With a small effort, user defined types can be used and the constraint of having them default constructible can be relaxed.
为简单起见,我使用int作为类型。只需很少的努力,就可以使用用户定义的类型,并且可以放宽使其具有默认构造的约束。
#1
3
A correctly written forwarding function (a la std::apply) should work with std::array<T, N> and anything else that implements the std::tuple_size/std::get interface.
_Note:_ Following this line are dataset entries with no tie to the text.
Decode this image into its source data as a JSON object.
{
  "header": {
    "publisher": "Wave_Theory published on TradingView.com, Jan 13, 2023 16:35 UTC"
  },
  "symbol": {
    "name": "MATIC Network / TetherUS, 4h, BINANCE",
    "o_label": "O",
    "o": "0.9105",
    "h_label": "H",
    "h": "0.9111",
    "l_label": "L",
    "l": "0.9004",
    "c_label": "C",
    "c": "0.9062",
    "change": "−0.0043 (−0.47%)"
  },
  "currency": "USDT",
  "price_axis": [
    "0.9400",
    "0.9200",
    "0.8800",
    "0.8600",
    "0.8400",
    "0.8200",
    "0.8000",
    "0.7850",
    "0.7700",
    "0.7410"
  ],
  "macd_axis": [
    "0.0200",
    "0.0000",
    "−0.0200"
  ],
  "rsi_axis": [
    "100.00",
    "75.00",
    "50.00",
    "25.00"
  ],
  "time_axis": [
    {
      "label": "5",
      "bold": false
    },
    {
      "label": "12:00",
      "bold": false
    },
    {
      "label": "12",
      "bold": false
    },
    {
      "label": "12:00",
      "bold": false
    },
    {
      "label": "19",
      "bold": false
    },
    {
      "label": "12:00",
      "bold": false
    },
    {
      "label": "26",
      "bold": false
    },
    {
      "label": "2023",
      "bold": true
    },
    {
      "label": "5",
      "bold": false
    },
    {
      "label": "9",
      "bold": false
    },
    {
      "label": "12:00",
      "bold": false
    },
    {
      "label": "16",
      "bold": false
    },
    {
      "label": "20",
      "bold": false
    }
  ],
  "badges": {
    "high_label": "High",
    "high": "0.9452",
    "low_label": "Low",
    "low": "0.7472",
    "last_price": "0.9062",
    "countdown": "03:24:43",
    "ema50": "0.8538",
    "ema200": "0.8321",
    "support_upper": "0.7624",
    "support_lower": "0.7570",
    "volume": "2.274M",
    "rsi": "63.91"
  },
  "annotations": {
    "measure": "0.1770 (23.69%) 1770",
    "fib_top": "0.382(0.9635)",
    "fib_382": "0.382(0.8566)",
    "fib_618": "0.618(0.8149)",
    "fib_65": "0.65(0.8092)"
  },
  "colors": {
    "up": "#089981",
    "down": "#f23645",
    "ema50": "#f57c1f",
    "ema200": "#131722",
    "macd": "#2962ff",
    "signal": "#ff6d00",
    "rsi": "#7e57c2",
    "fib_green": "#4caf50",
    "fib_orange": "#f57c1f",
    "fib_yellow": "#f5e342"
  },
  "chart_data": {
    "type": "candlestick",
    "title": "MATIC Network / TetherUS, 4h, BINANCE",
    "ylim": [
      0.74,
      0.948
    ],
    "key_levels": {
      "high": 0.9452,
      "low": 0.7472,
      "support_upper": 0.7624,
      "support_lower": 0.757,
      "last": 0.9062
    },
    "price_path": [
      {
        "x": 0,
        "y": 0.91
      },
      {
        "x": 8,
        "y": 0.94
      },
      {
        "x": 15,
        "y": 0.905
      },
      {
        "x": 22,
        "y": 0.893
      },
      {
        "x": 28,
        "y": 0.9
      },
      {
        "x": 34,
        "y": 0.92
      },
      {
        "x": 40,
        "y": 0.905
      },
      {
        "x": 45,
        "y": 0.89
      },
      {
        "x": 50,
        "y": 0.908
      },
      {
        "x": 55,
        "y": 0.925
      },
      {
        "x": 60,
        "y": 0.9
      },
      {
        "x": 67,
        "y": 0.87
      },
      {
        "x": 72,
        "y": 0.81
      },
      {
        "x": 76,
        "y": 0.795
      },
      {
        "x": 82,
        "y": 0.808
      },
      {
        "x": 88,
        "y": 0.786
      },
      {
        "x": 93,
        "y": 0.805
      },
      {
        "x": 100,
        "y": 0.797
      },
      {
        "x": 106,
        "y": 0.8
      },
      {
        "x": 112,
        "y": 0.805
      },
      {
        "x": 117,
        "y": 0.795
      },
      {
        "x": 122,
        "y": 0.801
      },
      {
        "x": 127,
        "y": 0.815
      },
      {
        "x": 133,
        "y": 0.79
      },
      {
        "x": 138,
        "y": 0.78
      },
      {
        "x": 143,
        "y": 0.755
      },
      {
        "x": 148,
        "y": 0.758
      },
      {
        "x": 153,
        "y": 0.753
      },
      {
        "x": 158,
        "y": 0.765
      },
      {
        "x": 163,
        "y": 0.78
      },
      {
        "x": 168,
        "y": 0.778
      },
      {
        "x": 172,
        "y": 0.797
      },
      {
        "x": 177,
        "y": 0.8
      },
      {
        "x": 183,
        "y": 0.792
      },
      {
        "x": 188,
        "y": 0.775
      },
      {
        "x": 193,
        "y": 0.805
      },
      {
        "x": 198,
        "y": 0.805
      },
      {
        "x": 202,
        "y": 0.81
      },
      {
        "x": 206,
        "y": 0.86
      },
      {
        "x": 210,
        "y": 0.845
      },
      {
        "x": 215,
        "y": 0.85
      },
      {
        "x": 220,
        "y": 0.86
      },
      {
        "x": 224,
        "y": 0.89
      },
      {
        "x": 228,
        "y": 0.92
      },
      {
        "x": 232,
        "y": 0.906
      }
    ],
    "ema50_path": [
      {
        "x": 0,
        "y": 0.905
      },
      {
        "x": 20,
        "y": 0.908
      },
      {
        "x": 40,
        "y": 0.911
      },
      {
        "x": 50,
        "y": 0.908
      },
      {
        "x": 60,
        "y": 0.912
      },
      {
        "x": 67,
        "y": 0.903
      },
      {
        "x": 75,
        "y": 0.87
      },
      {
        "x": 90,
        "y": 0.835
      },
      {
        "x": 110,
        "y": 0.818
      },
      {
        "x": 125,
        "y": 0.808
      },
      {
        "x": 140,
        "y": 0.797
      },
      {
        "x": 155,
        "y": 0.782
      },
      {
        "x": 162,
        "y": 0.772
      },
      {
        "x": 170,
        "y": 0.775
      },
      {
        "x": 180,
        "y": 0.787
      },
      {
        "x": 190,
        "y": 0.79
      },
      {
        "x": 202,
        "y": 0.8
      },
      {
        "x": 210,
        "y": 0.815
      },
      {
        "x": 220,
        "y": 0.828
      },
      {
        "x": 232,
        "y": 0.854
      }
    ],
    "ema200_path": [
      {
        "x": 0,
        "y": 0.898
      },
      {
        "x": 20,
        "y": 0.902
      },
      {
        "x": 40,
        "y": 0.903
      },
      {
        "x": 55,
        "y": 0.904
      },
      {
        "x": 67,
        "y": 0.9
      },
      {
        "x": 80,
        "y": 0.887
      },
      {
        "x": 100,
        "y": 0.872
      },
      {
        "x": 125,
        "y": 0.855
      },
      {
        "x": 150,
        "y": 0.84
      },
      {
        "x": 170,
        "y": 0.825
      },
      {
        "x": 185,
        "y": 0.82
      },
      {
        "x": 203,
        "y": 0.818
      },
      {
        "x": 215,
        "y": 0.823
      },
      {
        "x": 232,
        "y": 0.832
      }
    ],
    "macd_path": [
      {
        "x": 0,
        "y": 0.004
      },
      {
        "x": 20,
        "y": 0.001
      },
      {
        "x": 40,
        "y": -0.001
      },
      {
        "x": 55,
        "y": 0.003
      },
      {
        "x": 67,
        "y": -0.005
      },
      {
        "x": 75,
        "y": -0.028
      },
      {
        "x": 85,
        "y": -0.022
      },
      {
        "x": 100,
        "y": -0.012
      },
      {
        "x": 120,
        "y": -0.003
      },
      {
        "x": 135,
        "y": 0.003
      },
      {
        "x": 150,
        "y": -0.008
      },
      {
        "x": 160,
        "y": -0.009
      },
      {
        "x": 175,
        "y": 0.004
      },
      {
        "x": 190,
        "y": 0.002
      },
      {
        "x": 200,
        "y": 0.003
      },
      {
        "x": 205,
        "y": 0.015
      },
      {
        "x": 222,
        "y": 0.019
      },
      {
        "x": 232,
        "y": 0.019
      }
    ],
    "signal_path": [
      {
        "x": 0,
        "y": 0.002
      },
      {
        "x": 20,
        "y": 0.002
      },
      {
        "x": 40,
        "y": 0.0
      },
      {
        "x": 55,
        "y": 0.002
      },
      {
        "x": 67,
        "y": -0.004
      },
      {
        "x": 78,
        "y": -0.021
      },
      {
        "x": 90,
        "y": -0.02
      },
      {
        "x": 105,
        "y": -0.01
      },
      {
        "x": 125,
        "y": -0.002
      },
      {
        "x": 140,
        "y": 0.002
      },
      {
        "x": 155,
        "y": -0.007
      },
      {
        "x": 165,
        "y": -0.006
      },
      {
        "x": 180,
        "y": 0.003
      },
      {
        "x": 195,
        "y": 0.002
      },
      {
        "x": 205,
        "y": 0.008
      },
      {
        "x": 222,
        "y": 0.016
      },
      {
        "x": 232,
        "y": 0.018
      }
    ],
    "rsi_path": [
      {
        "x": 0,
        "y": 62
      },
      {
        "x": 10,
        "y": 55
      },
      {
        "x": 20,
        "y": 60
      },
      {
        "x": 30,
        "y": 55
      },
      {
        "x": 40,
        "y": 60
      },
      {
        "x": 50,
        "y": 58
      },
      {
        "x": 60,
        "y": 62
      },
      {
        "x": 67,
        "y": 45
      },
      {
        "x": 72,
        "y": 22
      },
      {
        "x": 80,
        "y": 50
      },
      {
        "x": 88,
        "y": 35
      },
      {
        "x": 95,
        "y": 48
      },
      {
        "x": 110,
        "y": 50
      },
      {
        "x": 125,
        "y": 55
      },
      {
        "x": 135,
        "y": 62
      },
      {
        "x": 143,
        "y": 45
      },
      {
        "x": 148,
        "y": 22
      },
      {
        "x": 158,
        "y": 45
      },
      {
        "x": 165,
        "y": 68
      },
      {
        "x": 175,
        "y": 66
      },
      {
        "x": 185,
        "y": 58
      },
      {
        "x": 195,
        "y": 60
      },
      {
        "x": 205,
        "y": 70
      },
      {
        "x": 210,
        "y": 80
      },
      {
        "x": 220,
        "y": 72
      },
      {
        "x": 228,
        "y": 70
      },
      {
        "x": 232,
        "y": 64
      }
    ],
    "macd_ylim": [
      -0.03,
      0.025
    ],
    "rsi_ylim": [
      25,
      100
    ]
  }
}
That said,
正确编写的转发函数(la std :: apply)应该与std :: array
template<size_t, class T>
using T_ = T;
template<class T, size_t... Is>
auto gen(std::index_sequence<Is...>) { return std::tuple<T_<Is, T>...>{}; }
template<class T, size_t N>
auto gen() { return gen<T>(std::make_index_sequence<N>{}); }
#2
0
Here is a possible implementation of such a function:
以下是这种功能的可能实现:
#include<utility>
#include<tuple>
template<typename T>
constexpr auto
params(std::index_sequence<0>) {
return std::tuple<T>{};
}
template<typename T, std::size_t I, std::size_t... O>
constexpr auto
params(std::index_sequence<I, O...>) {
auto tup = std::tuple<T>{ T{} };
auto seq = std::make_index_sequence<sizeof...(O)>{};
return std::tuple_cat(tup, params<T>(seq));
}
template<typename T, std::size_t N>
constexpr auto
gen(std::integral_constant<std::size_t, N>) {
return params<T>(std::make_index_sequence<N>{});
}
int main() {
auto tup = gen<int>(std::integral_constant<std::size_t, 3>{});
static_assert(std::tuple_size<decltype(tup)>::value == 3, "!");
}
For the sake of simplicity, I've used int as a type.
With a small effort, user defined types can be used and the constraint of having them default constructible can be relaxed.
为简单起见,我使用int作为类型。只需很少的努力,就可以使用用户定义的类型,并且可以放宽使其具有默认构造的约束。